Other benefits which are often cited to support the adoption of broadband to support the healthcare community are the ability to extend the geographic reach of healthcare and access to specialists to rural and remote areas. Many studies report a significant difference between the quality of healthcare available in rural and urban areas. Broadband facilitates video consultations, exchange of diagnostic imaging, and remote monitoring. All of these applications bring specialists from anywhere in the country (or the world) to rural areas where healthcare is limited.
With healthcare costs spiraling of control, and an aging population, in-home monitoring systems enabled by a broadband connection are becoming increasingly utilized among seniors and people with disabilities. Realtime in-home monitoring applications have the potential to not only save lives - but drastically reduce healthcare costs.
The National Broadband Plan makes several recommendations for using high-speed broadband networks to increase the use of electronic health records and health data exchange. The FCC defines E-care as the electronic exchange of information — data, images and video — to help the practice of medicine and advanced analytics.
In the National Broadband Plan, the FCC calls for the federal government to expand reimbursements and remove barriers to adoption by updating regulations to for device approval, credentialing, privileging and licensing.
According to the Plan: “Congress and the Secretary of Health and Human Services (HHS) should consider developing a strategy that documents the proven value of e-care technologies, proposes reimbursement reforms that incent their meaningful use and charts a path for their widespread adoption.”
The National Broadband Plan sums up the inefficiencies and problems facing the healthcare industry: "Rising costs would be less concerning if there were results. But Americans are not healthy. Sixty-one percent of American adults are overweight or obese, which often leads to medical complications. Chronic conditions, which already account for 75%3 of the nation’s health care costs, are increasing across all ages. The nation has 670,000 new cases of congestive heart failure every year, many of them fatal.5 And too often the care itself causes harm.

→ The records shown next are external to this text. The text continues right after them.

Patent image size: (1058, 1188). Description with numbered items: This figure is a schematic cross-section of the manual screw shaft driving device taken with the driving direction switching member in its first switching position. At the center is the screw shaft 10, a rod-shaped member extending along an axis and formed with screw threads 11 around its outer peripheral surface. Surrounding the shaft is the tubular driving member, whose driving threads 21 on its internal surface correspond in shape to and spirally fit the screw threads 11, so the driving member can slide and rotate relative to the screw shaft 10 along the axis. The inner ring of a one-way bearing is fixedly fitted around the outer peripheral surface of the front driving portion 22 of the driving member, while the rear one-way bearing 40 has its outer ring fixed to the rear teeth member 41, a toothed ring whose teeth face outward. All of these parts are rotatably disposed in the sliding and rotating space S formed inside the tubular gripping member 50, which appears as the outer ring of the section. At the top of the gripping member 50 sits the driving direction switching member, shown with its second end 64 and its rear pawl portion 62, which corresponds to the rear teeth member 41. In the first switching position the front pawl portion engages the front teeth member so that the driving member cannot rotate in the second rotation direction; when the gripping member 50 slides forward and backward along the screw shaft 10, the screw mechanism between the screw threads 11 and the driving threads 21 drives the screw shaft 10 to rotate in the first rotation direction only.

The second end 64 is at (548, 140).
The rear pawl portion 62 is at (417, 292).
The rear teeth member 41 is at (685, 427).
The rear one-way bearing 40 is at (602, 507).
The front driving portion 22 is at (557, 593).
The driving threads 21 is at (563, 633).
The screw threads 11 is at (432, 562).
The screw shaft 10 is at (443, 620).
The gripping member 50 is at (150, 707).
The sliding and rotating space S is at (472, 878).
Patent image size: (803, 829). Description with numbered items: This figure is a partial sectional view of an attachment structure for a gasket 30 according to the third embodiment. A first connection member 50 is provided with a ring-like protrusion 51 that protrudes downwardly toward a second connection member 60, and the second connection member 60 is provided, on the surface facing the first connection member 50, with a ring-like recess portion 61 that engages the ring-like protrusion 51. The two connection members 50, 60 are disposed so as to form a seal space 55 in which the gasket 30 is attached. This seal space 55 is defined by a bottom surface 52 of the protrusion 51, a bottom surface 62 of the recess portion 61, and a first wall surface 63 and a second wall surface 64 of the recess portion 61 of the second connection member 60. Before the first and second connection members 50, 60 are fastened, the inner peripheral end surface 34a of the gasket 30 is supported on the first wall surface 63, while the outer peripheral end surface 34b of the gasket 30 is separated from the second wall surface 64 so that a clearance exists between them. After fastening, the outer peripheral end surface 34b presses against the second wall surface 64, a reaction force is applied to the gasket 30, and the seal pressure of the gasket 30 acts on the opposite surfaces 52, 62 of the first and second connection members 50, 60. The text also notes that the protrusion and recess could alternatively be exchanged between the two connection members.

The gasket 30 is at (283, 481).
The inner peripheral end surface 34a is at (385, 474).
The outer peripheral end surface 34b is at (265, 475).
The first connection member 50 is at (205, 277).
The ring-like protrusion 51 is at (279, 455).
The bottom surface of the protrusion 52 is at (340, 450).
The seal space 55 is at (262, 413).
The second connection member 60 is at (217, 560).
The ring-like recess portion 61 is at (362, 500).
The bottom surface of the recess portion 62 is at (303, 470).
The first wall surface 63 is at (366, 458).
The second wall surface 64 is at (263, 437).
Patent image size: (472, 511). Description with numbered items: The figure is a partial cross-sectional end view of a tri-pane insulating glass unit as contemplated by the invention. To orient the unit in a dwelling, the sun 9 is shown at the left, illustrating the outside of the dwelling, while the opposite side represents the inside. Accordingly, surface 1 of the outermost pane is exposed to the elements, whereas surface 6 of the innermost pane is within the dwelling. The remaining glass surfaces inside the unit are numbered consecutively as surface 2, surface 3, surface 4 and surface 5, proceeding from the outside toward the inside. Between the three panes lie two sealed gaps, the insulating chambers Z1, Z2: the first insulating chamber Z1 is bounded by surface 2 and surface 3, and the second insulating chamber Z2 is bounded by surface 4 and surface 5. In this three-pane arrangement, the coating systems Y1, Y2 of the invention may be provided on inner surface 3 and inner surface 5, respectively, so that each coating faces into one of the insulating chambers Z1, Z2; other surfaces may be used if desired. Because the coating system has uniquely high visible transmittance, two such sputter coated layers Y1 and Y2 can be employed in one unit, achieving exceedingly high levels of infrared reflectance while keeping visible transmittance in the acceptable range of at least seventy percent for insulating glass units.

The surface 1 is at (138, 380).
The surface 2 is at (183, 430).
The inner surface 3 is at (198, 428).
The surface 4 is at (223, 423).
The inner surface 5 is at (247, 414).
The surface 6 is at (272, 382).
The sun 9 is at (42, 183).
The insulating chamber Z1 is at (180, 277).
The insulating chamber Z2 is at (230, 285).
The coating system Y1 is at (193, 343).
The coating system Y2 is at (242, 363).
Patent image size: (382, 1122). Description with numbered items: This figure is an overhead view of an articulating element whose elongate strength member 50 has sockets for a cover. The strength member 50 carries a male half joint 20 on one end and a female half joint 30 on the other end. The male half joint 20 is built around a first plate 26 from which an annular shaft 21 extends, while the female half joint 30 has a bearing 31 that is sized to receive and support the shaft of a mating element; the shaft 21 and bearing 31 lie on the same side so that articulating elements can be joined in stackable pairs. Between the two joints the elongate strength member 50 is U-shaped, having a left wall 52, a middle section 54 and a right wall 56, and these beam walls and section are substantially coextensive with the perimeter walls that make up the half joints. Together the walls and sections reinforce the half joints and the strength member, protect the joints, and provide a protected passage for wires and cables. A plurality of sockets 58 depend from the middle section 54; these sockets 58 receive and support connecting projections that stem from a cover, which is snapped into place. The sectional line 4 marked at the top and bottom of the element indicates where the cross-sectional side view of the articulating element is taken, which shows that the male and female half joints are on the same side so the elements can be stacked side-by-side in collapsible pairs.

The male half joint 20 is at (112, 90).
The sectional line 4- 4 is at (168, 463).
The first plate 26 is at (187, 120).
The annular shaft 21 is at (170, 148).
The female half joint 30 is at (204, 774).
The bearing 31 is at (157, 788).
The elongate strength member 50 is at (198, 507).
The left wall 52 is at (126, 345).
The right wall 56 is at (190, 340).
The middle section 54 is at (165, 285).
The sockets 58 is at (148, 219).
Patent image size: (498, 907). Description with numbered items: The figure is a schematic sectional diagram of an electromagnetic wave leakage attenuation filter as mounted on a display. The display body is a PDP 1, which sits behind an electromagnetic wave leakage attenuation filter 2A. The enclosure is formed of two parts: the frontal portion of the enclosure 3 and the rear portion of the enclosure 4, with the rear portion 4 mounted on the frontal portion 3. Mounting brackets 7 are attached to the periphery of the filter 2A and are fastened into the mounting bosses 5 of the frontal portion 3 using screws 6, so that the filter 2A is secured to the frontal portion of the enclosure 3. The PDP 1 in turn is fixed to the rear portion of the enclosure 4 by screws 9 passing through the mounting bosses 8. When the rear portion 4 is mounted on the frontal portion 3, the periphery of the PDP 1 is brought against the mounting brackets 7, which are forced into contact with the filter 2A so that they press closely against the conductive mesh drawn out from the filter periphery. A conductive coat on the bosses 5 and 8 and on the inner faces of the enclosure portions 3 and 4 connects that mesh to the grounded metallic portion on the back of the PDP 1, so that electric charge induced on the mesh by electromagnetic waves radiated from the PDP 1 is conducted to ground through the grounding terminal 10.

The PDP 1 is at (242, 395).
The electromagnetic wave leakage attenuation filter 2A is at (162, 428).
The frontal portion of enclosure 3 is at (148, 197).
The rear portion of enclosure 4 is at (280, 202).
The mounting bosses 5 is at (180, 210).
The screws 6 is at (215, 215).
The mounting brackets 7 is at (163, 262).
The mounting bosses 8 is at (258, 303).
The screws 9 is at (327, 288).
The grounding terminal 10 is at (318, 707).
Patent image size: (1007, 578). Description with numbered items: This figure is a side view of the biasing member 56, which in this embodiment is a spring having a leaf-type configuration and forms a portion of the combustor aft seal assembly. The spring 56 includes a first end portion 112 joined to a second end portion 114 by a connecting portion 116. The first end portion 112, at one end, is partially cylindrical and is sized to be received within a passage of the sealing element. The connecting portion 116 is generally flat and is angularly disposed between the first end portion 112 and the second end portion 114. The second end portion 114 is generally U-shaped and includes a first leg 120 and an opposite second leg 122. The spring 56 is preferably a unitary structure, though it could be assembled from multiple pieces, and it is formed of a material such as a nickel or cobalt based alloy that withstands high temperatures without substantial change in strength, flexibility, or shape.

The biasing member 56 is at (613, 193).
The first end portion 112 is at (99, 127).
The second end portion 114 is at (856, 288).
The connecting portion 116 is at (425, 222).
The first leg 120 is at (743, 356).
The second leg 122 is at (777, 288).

One and a half million Americans are injured every year because of prescription drug errors, while a person dies every six minutes from an infection developed after arriving at a hospital.
The future of telemedicine remains open to innovative applications for both the medical community and patients themselves. With the burgeoning demand for consumer applications on mobile devices, many applications will continue to be available for patients to take control of their own health. Devices to measure blood pressure, control diabetes, and transmit diagnostic information to physicians and other healthcare providers are available now.